IV - a vinculação de receita de impostos a órgão, fundo ou despesa, ressalvadas a repartição do produto da arrecadação dos impostos a que se referem os arts. 158 e 159, a destinação de recursos para as ações e serviços públicos de saúde, para a manutenção e desenvolvimento do ensino, para as ações de segurança pública e para a realização de atividades da administração tributária, como determinado, respectivamente, pelos arts. 198, § 2º, 212, 144, § 9º e 37, XXII, e a prestação de garantias às operações de crédito por antecipação de receita, previstas no art. 165, § 8º, bem como o disposto no §  4º deste artigo;
 ................................................................................

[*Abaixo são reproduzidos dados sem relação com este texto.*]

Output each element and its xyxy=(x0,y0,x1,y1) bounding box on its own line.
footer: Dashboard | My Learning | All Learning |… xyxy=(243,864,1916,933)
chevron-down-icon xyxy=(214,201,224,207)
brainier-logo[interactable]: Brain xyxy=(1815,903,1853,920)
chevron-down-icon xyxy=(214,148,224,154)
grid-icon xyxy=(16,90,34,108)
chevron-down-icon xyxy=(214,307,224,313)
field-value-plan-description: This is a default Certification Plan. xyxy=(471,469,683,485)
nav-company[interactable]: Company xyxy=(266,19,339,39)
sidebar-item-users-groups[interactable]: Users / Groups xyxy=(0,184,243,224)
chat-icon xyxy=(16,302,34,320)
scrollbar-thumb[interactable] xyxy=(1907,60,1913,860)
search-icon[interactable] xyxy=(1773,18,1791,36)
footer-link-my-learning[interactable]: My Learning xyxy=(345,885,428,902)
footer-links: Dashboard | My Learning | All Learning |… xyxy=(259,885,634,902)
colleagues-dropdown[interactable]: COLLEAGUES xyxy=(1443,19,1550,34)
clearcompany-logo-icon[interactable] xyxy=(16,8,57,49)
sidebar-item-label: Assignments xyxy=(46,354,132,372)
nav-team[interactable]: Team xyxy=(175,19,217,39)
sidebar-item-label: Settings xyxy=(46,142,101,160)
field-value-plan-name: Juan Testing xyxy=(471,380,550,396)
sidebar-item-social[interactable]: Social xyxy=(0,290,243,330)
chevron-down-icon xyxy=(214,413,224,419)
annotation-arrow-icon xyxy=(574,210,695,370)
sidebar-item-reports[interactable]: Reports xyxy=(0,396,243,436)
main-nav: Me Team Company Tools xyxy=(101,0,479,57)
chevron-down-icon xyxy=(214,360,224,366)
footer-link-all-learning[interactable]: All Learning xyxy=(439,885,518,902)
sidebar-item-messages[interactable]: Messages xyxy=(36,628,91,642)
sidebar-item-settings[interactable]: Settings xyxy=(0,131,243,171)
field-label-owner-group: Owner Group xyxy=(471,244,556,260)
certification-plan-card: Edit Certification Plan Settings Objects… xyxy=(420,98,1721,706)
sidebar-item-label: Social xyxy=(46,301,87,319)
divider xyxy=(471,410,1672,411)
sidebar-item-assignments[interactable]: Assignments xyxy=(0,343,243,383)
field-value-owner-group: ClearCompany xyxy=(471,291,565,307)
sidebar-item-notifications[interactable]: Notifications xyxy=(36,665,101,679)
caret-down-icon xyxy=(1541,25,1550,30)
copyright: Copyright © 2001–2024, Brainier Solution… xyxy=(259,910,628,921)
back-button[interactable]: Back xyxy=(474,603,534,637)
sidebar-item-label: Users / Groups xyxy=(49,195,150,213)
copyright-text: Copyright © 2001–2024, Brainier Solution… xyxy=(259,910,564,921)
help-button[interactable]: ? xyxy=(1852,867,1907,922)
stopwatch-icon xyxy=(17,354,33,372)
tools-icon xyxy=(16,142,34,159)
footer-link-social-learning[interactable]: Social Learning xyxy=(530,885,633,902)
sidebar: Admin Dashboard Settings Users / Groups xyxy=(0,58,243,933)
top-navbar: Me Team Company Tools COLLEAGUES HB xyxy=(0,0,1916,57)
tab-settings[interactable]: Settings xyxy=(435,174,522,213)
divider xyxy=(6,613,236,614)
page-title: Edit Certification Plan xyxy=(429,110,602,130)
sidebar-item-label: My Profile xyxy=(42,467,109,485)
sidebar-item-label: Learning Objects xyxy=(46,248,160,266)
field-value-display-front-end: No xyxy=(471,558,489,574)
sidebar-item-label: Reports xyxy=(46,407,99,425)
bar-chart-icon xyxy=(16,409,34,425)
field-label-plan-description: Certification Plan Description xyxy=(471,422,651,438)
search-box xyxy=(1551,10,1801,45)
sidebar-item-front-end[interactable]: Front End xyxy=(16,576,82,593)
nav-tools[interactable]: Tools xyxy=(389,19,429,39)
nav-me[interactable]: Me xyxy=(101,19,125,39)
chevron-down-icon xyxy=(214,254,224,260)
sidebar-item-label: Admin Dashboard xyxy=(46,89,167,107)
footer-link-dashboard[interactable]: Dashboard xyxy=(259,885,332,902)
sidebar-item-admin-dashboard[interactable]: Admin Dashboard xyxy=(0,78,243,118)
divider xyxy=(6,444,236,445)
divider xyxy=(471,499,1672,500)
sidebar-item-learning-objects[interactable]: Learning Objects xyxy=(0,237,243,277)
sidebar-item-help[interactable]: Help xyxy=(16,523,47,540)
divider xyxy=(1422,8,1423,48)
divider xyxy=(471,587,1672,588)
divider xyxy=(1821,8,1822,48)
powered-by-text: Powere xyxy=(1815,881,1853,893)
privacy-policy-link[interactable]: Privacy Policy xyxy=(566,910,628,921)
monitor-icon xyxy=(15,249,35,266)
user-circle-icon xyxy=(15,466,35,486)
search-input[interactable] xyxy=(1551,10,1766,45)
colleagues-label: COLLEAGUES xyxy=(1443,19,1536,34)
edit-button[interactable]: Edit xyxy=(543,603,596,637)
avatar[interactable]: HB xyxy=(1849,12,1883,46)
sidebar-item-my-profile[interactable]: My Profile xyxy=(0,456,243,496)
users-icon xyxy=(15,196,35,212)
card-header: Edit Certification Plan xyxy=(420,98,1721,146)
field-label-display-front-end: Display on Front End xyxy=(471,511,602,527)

Art. 4º - Esta Emenda entra em vigor na data da sua publicação, tendo os entes federados o prazo de até dois anos para a implantação da polícia única de ciclo completo, previsto no § 10, do art. 144, de maneira progressiva e mitigada, iniciando pelas infrações penais de menor potencial ofensivo e nos casos de prisão em flagrante.
Art. 5º As instituições abaixo nominadas passam ater a seguinte denominação:
     § 1º As polícias militares passam a ser denominadas forças públicas estaduais e do Distrito Federal e Territórios.
§ 2º - Os corpos de bombeiros militares passam a ser denominados corpos de bombeiros dos Estados e do Distrito Federal e Territórios.